The Translation of Financial Texts

We have mentioned before that it is highly important to work professionally and strictly on translating and revising texts, not only to offer a product that contains the highest quality and is 100% equivalent to the original text, but also to avoid potential problems related to an error-ridden translation, which can, especially when dealing with financial or commercial texts, be highly important since the quality of the translation can affect the signing of contracts worth millions of dollars or even cause a company to lose millions of dollars as the result of an error.

I would like to take this time to make a brief summary on some of the main aspects to consider when working on an financial or commercial translation:


It is immediately apparent that this is one of the fundamental aspects that must be considered very carefully. It is essential that no number is added, eliminated, changed, or moved. Also to be considered is the punctuation and annotation system in the target country, since the period/decimal system changes between the English-speaking world and the Spanish-speaking world.

False cognates

Another important problem are the “false friends” that can lead us to believe that we are doing an accurate translation when in reality we are translating something incorrectly. Some of the most common examples in English for a Spanish audience would be:

Controller: the literal translation would be “controlador”, but the correct translation is “supervisor financiero (de una empresa)”.

Hedge fund: the literal translation would be “fondo defensivo”, whereas the correct translation is “fondo de inversión de alto riesgo”.

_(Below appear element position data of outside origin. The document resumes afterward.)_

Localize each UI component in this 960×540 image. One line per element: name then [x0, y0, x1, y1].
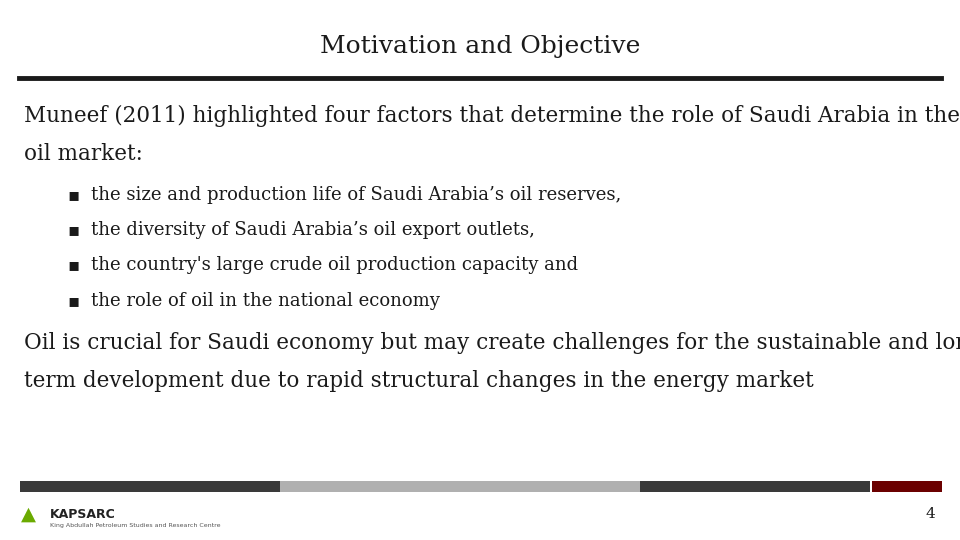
- Text: Motivation and Objective: Motivation and Objective: [320, 35, 640, 58]
- Text: the country's large crude oil production capacity and: the country's large crude oil production…: [91, 256, 578, 274]
- Bar: [872, 481, 942, 492]
- Bar: [640, 481, 871, 492]
- Text: ▪: ▪: [67, 292, 80, 309]
- Text: King Abdullah Petroleum Studies and Research Centre: King Abdullah Petroleum Studies and Rese…: [50, 523, 221, 529]
- Bar: [20, 481, 280, 492]
- Text: KAPSARC: KAPSARC: [50, 508, 115, 521]
- Text: ▲: ▲: [21, 504, 36, 524]
- Text: 4: 4: [925, 507, 935, 521]
- Text: Oil is crucial for Saudi economy but may create challenges for the sustainable a: Oil is crucial for Saudi economy but may…: [24, 332, 960, 354]
- Text: Muneef (2011) highlighted four factors that determine the role of Saudi Arabia i: Muneef (2011) highlighted four factors t…: [24, 105, 960, 127]
- Text: oil market:: oil market:: [24, 143, 143, 165]
- Text: term development due to rapid structural changes in the energy market: term development due to rapid structural…: [24, 370, 814, 392]
- Text: ▪: ▪: [67, 221, 80, 239]
- Text: the diversity of Saudi Arabia’s oil export outlets,: the diversity of Saudi Arabia’s oil expo…: [91, 221, 535, 239]
- Bar: [280, 481, 640, 492]
- Text: the size and production life of Saudi Arabia’s oil reserves,: the size and production life of Saudi Ar…: [91, 186, 621, 204]
- Text: ▪: ▪: [67, 186, 80, 204]
- Text: the role of oil in the national economy: the role of oil in the national economy: [91, 292, 440, 309]
- Text: ▪: ▪: [67, 256, 80, 274]
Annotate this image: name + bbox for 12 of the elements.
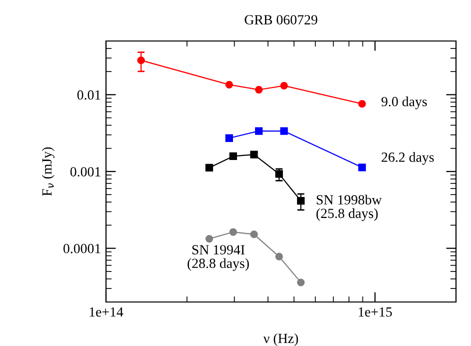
annotation: 26.2 days — [382, 152, 434, 165]
annotation: 9.0 days — [382, 96, 427, 110]
annotation: SN 1998bw (25.8 days) — [316, 194, 382, 221]
y-axis-title: F$_{ν}$ (mJy) — [42, 147, 54, 196]
x-axis-title: ν (Hz) — [263, 333, 298, 346]
x-tick-label: 1e+14 — [90, 307, 124, 317]
y-tick-label: 0.0001 — [63, 244, 100, 254]
annotation: SN 1994I (28.8 days) — [188, 245, 249, 271]
x-tick-label: 1e+15 — [358, 307, 392, 317]
y-tick-label: 0.001 — [70, 167, 100, 177]
chart-title: GRB 060729 — [244, 15, 318, 24]
y-tick-label: 0.01 — [77, 90, 100, 100]
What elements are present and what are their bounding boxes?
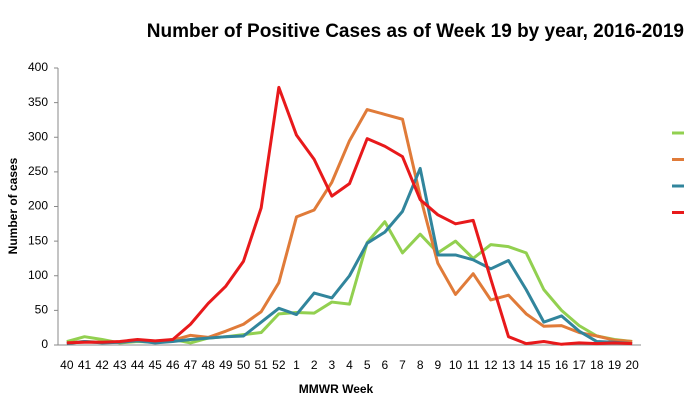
x-tick-label: 20	[625, 358, 639, 372]
x-tick-label: 52	[272, 358, 286, 372]
x-tick-label: 11	[467, 358, 480, 372]
x-axis-title: MMWR Week	[299, 382, 374, 396]
x-tick-label: 18	[590, 358, 604, 372]
x-tick-label: 45	[148, 358, 162, 372]
x-tick-label: 48	[201, 358, 215, 372]
y-tick-label: 150	[28, 233, 48, 247]
chart-title: Number of Positive Cases as of Week 19 b…	[147, 21, 684, 42]
series-line	[66, 85, 633, 346]
x-tick-label: 47	[184, 358, 198, 372]
x-tick-label: 2	[311, 358, 318, 372]
x-tick-label: 7	[399, 358, 406, 372]
x-tick-label: 44	[131, 358, 145, 372]
y-tick-label: 50	[35, 303, 49, 317]
x-tick-label: 14	[519, 358, 533, 372]
x-tick-label: 49	[219, 358, 233, 372]
y-tick-label: 350	[28, 95, 48, 109]
y-tick-label: 300	[28, 129, 48, 143]
x-tick-label: 43	[113, 358, 127, 372]
y-tick-label: 100	[28, 268, 48, 282]
series-line	[66, 166, 633, 346]
x-tick-label: 3	[328, 358, 335, 372]
x-tick-label: 8	[417, 358, 424, 372]
y-axis-title: Number of cases	[6, 157, 20, 254]
y-tick-label: 400	[28, 60, 48, 74]
x-tick-label: 12	[484, 358, 498, 372]
x-tick-label: 1	[293, 358, 300, 372]
x-tick-label: 5	[364, 358, 371, 372]
x-tick-label: 4	[346, 358, 353, 372]
x-tick-label: 15	[537, 358, 551, 372]
x-tick-label: 50	[237, 358, 251, 372]
y-tick-label: 0	[41, 337, 48, 351]
x-tick-label: 9	[434, 358, 441, 372]
x-tick-label: 41	[78, 358, 92, 372]
x-tick-label: 40	[60, 358, 74, 372]
x-tick-label: 19	[608, 358, 622, 372]
x-tick-label: 51	[254, 358, 268, 372]
x-tick-label: 10	[449, 358, 463, 372]
series-line	[66, 108, 633, 345]
x-tick-label: 6	[381, 358, 388, 372]
x-tick-label: 17	[572, 358, 586, 372]
x-tick-label: 46	[166, 358, 180, 372]
x-tick-label: 42	[95, 358, 109, 372]
x-tick-label: 16	[555, 358, 569, 372]
y-tick-label: 250	[28, 164, 48, 178]
x-tick-label: 13	[502, 358, 516, 372]
y-tick-label: 200	[28, 199, 48, 213]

This is possibly the most common problem for financial and commercial text translations, since new terms are created at a dizzying rate and language professionals do not have time to create a standard translation that applies to all individual markets. Thus, the translator must make the decision on his or her own and decide on a word or phrase that is adequate for the document and the target language and country.


It is quite common to see abbreviations in these sorts of texts and, quite often, they are extremely rare and known only in the sphere of financial experts. It is therefore recommended that all translators take classes in the field in order to become completely familiar with all of the acronyms used in the profession as well as the proper translations.

Other typical issues with this type of document are:

  • Figures of speech such as “bull” or “bear” (alcista and bajista)
  • Puns
  • Currency abbreviations
  • Polysemes

It is thus very important to underscore the importance of relying on professional translators to perform financial translations who offer high-quality services and understand the significant ramifications that poor quality or incorrect translations can have for a company or institution.